第64話元パーティー視点

「魔術協会も、馬鹿にできない、はず」

「魔術協会……」

「ん……私なら、繋がりもある」

「メイルのつながりというだけで口添えできるのか?」

「違う。魔術協会は異種族に対してかなり排他的。中でも今のトップは、ヴァンパイアハンターで名を馳せた賞金稼ぎ、ミレオロ」

「あまりいい噂は聞きませんが相当強かったと存じています」

「ん……未だに魔術協会はヴァンパイアを敵視している。情報だけでも手土産になる。あの戦い、ランドと一緒にいたのは、間違いなくヴァンパイアだった」

「なるほど……」


 フェイドたちはようやくメイルの言っている意味が理解できた。

 そしてもちろん、この状況が情報だけの提供で生き残れるほど甘いものではないこともしっかりと、認識している。


「つまり、俺たちはランドの連れのヴァンパイアを殺して、騎士団と魔術協会の後ろ盾をもって復帰を果たす、か」

「ん……それにヴァンパイアに良い顔をしないのは、教会も同じはず」

「それは……そうですが……」


 アンデッドキラーである聖属性の本拠とアンデッドの王の相性が悪いことはもはや、わかり切ったことだった。


「私たちはもう、そうするしかない」

「……」

「それで戻れるのか? 俺たちは」

「わからない。でも、このままのこのこ帰っても、下手すれば死罪」

「死……」


 ドラゴンゾンビをいたずらに刺激し復活させたことはそれだけのことだった。

 そして、誰がそうしたかも直にバレることは明確だった。


「わかった……それでいこう」

「あの……ランドさんは……」

「ん……ランドは吸血鬼に騙された。私たちが助ける」

「わかりました!」


 クエラの行動動機はもう、聖女である自分を守るためだけのものになっている。

 だがそれが自分自身のためではなく、クエラに聖女としての期待をかける者たちのためであることを、メイルもよくわかっていた。


「ランド……」


 フェイドが複雑な表情を浮かべてはいたが、それでも三人はもう、運命を共にする者たち。異論を挟むものはもういなかった。

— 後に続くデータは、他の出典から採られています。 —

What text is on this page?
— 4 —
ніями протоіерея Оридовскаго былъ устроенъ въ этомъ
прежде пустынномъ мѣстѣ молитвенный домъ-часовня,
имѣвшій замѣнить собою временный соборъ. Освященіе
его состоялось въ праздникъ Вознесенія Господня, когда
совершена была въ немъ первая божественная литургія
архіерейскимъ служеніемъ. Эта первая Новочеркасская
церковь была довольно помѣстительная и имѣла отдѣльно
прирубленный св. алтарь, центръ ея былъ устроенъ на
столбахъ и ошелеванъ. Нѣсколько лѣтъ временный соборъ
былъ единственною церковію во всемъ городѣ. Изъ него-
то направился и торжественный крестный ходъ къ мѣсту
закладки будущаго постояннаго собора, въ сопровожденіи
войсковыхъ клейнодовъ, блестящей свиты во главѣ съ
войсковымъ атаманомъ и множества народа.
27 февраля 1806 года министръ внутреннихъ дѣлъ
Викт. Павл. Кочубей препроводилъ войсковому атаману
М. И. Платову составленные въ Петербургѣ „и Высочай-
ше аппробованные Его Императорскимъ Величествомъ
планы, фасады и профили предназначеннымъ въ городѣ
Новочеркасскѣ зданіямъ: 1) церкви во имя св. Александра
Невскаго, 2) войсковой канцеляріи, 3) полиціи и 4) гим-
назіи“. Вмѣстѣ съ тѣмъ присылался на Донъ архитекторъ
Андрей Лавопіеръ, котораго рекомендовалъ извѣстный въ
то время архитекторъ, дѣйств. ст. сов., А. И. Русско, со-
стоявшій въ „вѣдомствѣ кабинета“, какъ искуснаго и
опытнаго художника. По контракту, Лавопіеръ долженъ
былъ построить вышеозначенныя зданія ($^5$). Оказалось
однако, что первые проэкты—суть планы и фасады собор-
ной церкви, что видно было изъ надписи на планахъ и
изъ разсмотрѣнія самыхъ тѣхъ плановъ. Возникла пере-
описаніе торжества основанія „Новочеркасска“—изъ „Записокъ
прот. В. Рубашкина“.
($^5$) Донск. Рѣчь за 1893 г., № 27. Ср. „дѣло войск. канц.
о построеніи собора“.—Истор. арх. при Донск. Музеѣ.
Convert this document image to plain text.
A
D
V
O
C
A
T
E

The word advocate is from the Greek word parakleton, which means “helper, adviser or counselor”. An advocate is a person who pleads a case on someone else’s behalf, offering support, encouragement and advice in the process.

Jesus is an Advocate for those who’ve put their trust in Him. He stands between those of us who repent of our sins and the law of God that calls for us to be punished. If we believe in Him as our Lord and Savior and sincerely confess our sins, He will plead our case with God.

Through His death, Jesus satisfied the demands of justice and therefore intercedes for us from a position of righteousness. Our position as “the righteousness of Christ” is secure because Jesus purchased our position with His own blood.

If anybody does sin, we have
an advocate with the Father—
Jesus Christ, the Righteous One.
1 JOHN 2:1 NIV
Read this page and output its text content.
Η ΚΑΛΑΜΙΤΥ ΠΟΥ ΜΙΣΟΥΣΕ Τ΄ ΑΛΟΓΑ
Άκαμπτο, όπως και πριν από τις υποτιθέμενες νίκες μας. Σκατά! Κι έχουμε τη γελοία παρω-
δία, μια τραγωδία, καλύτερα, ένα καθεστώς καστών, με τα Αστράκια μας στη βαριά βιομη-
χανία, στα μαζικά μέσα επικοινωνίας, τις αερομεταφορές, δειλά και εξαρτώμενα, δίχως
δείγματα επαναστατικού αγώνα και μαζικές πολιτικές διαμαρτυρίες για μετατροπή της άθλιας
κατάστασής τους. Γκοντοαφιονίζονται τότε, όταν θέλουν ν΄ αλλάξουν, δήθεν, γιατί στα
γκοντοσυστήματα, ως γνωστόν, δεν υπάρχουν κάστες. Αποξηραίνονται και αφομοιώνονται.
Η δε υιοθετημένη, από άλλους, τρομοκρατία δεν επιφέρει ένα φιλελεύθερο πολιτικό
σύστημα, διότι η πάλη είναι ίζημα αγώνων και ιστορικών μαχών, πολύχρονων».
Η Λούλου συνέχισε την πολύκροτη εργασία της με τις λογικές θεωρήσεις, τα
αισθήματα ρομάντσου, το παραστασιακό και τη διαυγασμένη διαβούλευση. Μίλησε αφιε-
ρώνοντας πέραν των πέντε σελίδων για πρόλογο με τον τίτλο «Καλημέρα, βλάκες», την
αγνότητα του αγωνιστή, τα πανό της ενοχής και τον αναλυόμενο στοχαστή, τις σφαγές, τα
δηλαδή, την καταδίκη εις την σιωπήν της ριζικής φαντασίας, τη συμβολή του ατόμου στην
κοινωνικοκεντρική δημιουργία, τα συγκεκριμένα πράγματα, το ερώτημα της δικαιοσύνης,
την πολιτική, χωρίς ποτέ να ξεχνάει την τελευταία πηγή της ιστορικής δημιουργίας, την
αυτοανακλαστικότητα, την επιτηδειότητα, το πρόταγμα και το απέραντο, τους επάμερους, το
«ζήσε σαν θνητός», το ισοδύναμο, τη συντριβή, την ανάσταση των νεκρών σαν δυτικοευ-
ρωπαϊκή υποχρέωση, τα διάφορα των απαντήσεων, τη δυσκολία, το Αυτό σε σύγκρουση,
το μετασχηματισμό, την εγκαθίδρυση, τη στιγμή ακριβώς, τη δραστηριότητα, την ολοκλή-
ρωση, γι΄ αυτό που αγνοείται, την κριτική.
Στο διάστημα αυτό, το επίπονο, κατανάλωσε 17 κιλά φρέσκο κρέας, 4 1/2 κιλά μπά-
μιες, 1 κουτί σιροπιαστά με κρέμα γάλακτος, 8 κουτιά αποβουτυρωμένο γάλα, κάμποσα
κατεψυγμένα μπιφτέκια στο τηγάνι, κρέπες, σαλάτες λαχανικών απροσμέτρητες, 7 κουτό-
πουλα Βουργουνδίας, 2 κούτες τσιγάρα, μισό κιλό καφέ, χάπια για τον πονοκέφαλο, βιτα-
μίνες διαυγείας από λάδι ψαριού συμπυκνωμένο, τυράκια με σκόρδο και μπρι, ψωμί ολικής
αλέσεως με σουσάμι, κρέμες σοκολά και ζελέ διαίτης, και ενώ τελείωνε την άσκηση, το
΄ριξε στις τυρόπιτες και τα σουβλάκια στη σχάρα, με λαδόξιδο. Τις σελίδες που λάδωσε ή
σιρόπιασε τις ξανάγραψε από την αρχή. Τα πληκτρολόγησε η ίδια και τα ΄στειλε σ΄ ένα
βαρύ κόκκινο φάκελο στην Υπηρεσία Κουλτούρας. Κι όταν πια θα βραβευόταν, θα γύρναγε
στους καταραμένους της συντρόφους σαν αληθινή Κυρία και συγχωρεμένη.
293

 ロイグの亡骸から首だけを確保し、三人になったパーティーは最後の望みに向けて動き出した。


 ヴァンパイアハンター。

 弱点の多いヴァンパイアであれば、たとえ格上の相手でも戦えるはず。そして何より、不死族へのジョーカーとも言えるカード、聖女もいる。

 失うものももう、なにもない。


 三人はそれぞれの思いを胸に歩き出した。







『首……俺の……首……』


 竜の墓場に立ち込めていた瘴気はドラゴンゾンビ誕生後も充満していたはずだった。

 だが不思議なことに、ドラゴンゾンビが消えて数日のうちに綺麗に収まっていた。

 竜の墓場に残された瘴気の量は本来、数日のうちに消えるようなものではなかったというのに、だ。

 まるで何かに吸い取られるようにして、竜の墓場に立ち込めていた瘴気は消え去っていた。